El otro día estuve en el cumpleaños del hijo de unos amigos. Los cumpleaños infantiles son una de mis pesadillas recurrentes: niños hiperglucémicos, como gremlins chopados alimentados después de las doce, corriendo y vociferando libremente armados con matasuegras y gorritos de colores.
Normalmente en ese punto me despierto (sobresaltada, envuelta en sudor frío y ahogando un grito), pero ese día no. Era real.
Afortunadamente, mis amigos son personas que han normalizado la paternidad y tratan a sus hijos como futuros adultos y no como seres especiales y frágiles con altas capacidades de serie, así que la consigna era "los niños allí y los adultos aquí". Que corra el aire. Y solo podía el primer grupo establecer contacto con el segundo en caso de que hubiera sangre. Mucha sangre.
Así que los adultos estábamos en otra mesa comiendo cosas de adultos (y no esas guarradas de colorinchis), bebiendo cosas de adultos (con mesura y responsabilidad, que eran las cinco de la tarde) y hablando de cosas de adultos.
A mí los cumpleaños de los hijos de mis amigos (así como sus amigos son también míos, a lo Objetivo Birmania, sus hijos son solo suyos) me sirven para conocer perfiles humanos que me resultan fascinantes: madres hipermotivadas, activistas constantes, feministas muy feministas, enfermeras salvapatrias, funcionarios sin plaza fija, diseñadores gráficos, modernos, saxofonistas y un señor de Cuenca que pasaba por allí.
Es un torbellino de emociones al que asisto como un niño chico a una verbena de pueblo.
Por hacer el cuento corto, salió el tema de los límites del humor a cuenta de la condena a la revista Mongolia, y mientras unos defendíamos que el humor, precisamente, no debería tenerlos (otra cosa es que nos haga o no gracia personalmente), otros sostenían que sí los debía haber, claro. Que uno no puede reírse de cualquier cosa.
Pregunté a una madre del bando del Poca Broma que quién determinaba el límite (si el que marca ahora la ley para la libertad de creación y expresión le parecía insuficiente) y dónde se establecía este.
¿Lo marca el feminismo? ¿Lo marca la moral judeocristiana? ¿Lo marca un policía del humor designado ad hoc? ¿Quién? ¿Y dónde está exactamente? ¿No se puede hacer broma con el maltrato a la mujer, pero sí al hombre? ¿No con judíos, pero sí con católicos? ¿No con musulmanes, pero sí con los señores de Cuenca? ¿Pelirrojos sí? ¿Dónde se para?
La señora, muy seria con su Bitter Kas (las señoras serias siempre beben Bitter Kas), sentenció: en la ofensa.
Acabáramos.
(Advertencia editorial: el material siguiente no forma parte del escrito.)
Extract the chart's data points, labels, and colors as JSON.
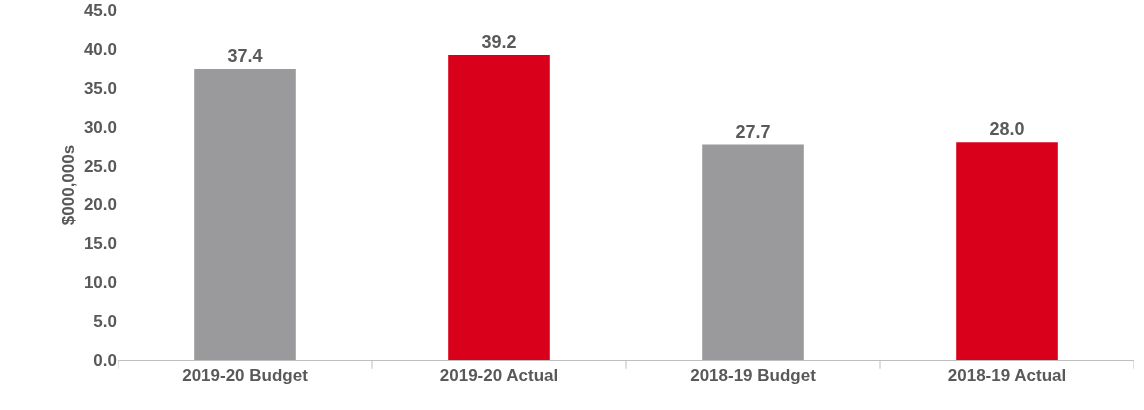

Estaba a punto de decirle que no se puede tratar de legislar sobre las emociones, que uno es muy libre de sentirse ofendido, pero no de elevar su particular sentir a orden jurídico, que pruebe a no prestar atención a aquello que no le parece gracioso ni ocurrente, que el mal gusto o la falta de talento (ser impertinente, incómodo o desagradable) no es delito ni debería serlo, que se empieza no aceptando las coñas con musulmanes, por si se ofenden y nos ponen una bomba, y se acaba no pudiendo bromear con los diseñadores gráficos por si utilizan todos Comic Sans…
A punto estaba de decir todo eso, digo, cuando se oyó al fondo a un niño proferir una cosa de esas de niños que solo hacen gracia a los niños. La señora del Bitter Kass aulló: "Martín, calla". Martín, resuelto, gritó: "¿Y por qué?". "Porque lo digo yo".
Y ahí se acabó el debate, los sandwiches de Nutella y casi, como quien dice, el cumpleaños y la alegría de vivir.